= Gustaf Björnram =

Gustaf Björnram (1746–1804) was a Swedish mystic and Spiritualist medium.

He was born in Savolax as the son of the lieutenant Per Björnram (1700–1766) and Anna Margareta Amnorin. He studied at the Royal Academy of Turku and moved to Stockholm where he became a private teacher and a secretary. Through his work as a writer for the Freemasons he came in to contact with Elis Schröderheim, who introduced him to King Gustav III of Sweden.

Gustaf Björnram claimed to be able to communicate with the spirits of the dead and arranged well-attended séances frequented by the king and Prince Charles, during which he allegedly forwarded predictions about the future from the dead.
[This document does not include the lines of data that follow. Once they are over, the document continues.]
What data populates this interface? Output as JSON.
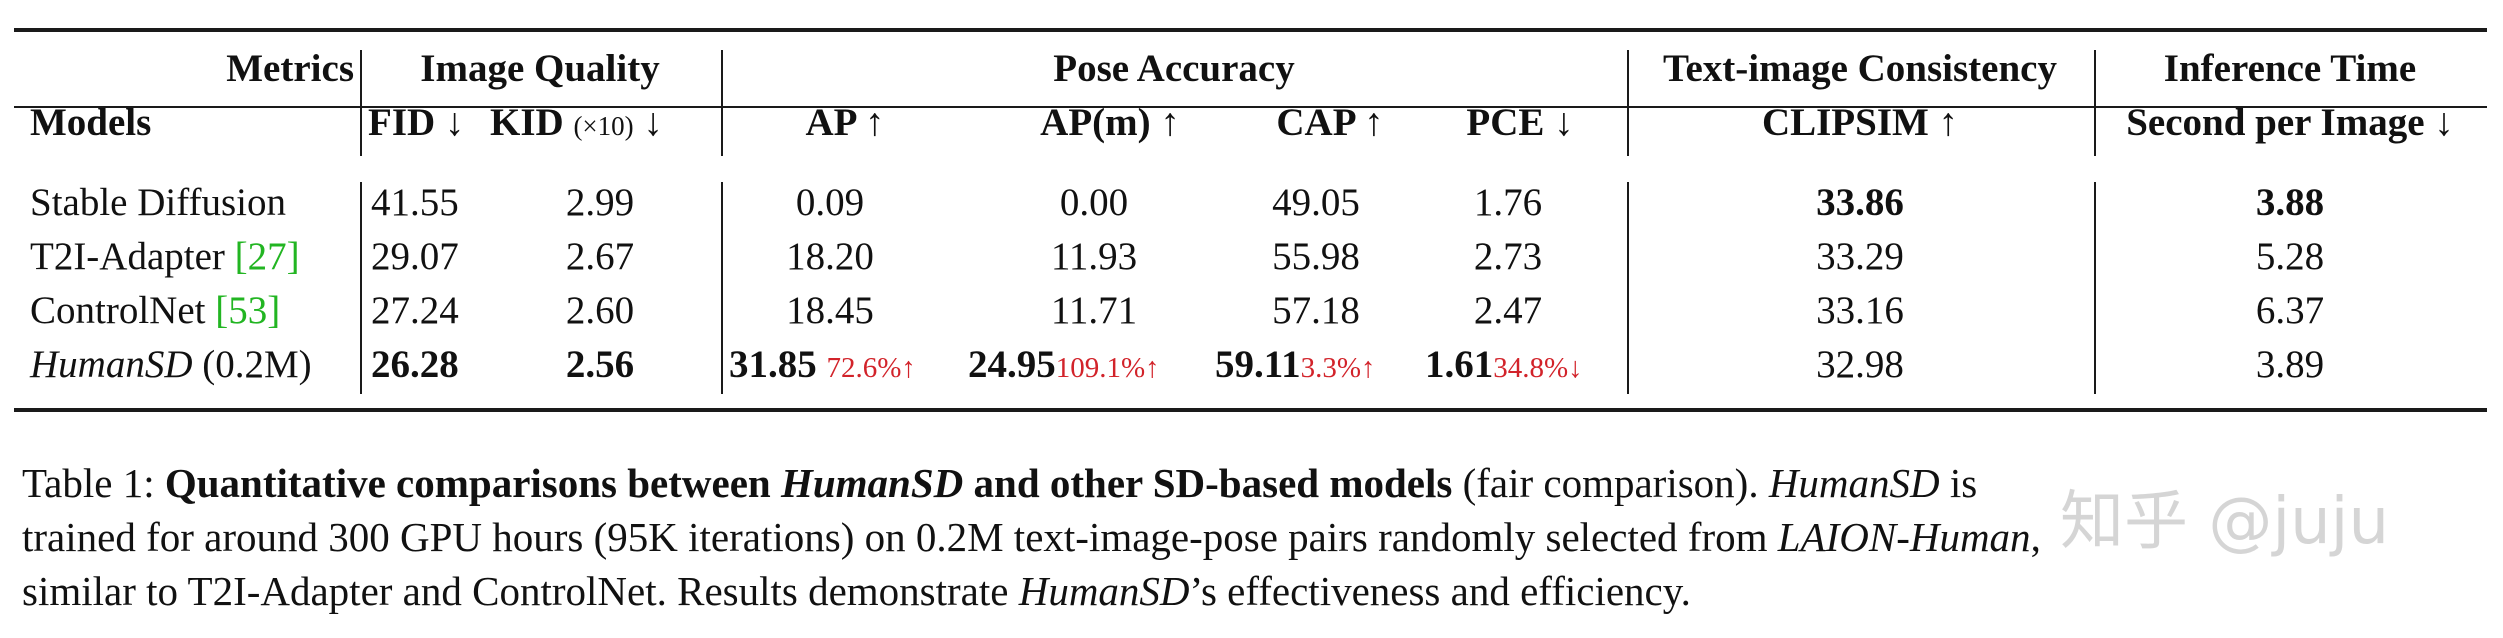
{
  "table": {
    "header": {
      "metrics_label": "Metrics",
      "models_label": "Models",
      "groups": {
        "image_quality": "Image Quality",
        "pose_accuracy": "Pose Accuracy",
        "text_image": "Text-image Consistency",
        "inference": "Inference Time"
      },
      "cols": {
        "fid": "FID ↓",
        "kid": "KID",
        "kid_scale": "(×10)",
        "kid_arrow": "↓",
        "ap": "AP ↑",
        "apm": "AP(m) ↑",
        "cap": "CAP ↑",
        "pce": "PCE ↓",
        "clipsim": "CLIPSIM ↑",
        "second": "Second per Image ↓"
      }
    },
    "rows": [
      {
        "model": "Stable Diffusion",
        "fid": "41.55",
        "kid": "2.99",
        "ap": "0.09",
        "apm": "0.00",
        "cap": "49.05",
        "pce": "1.76",
        "clipsim": "33.86",
        "time": "3.88"
      },
      {
        "model": "T2I-Adapter ",
        "ref": "[27]",
        "fid": "29.07",
        "kid": "2.67",
        "ap": "18.20",
        "apm": "11.93",
        "cap": "55.98",
        "pce": "2.73",
        "clipsim": "33.29",
        "time": "5.28"
      },
      {
        "model": "ControlNet ",
        "ref": "[53]",
        "fid": "27.24",
        "kid": "2.60",
        "ap": "18.45",
        "apm": "11.71",
        "cap": "57.18",
        "pce": "2.47",
        "clipsim": "33.16",
        "time": "6.37"
      },
      {
        "model_italic": "HumanSD",
        "model_suffix": " (0.2M)",
        "fid": "26.28",
        "kid": "2.56",
        "ap": "31.85",
        "ap_delta": "72.6%↑",
        "apm": "24.95",
        "apm_delta": "109.1%↑",
        "cap": "59.11",
        "cap_delta": "3.3%↑",
        "pce": "1.61",
        "pce_delta": "34.8%↓",
        "clipsim": "32.98",
        "time": "3.89"
      }
    ]
  },
  "caption": {
    "label": "Table 1: ",
    "bold_a": "Quantitative comparisons between ",
    "bold_it": "HumanSD",
    "bold_b": " and other SD-based models",
    "t1": " (fair comparison). ",
    "it1": "HumanSD",
    "t2": " is",
    "line2_a": "trained for around 300 GPU hours (95K iterations) on 0.2M text-image-pose pairs randomly selected from ",
    "line2_it": "LAION-Human",
    "line2_b": ",",
    "line3_a": "similar to T2I-Adapter and ControlNet. Results demonstrate ",
    "line3_it": "HumanSD",
    "line3_b": "’s effectiveness and efficiency."
  },
  "watermark": "知乎 @juju"
}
For a couple of years around 1780, he was an immensely fashionable medium in Stockholm, was inducted into the Freemasons and given a Sinecure by the monarch. He once performed a séance in the church of Lovö, where he called upon the spirit of Adolf Frederick, King of Sweden in the presence of the king and a circle of his favorites, among them Adolf Fredrik Munck, where the father of the king appeared as a mask behind a curtain of smoke in the dark church.

However, when his prediction about the death of the king's mother, which was eagerly awaited by the king, did not materialize, and the royal physician Sven Anders Hedin (1750–1821) exposed him as a fraud by describing how he had witnessed his preparations for the so-called seance in the Lovö church, he lost his favor with the king, who gave him a pension and dismissed him from court. He was replaced by Henrik Gustaf Ulfvenklou.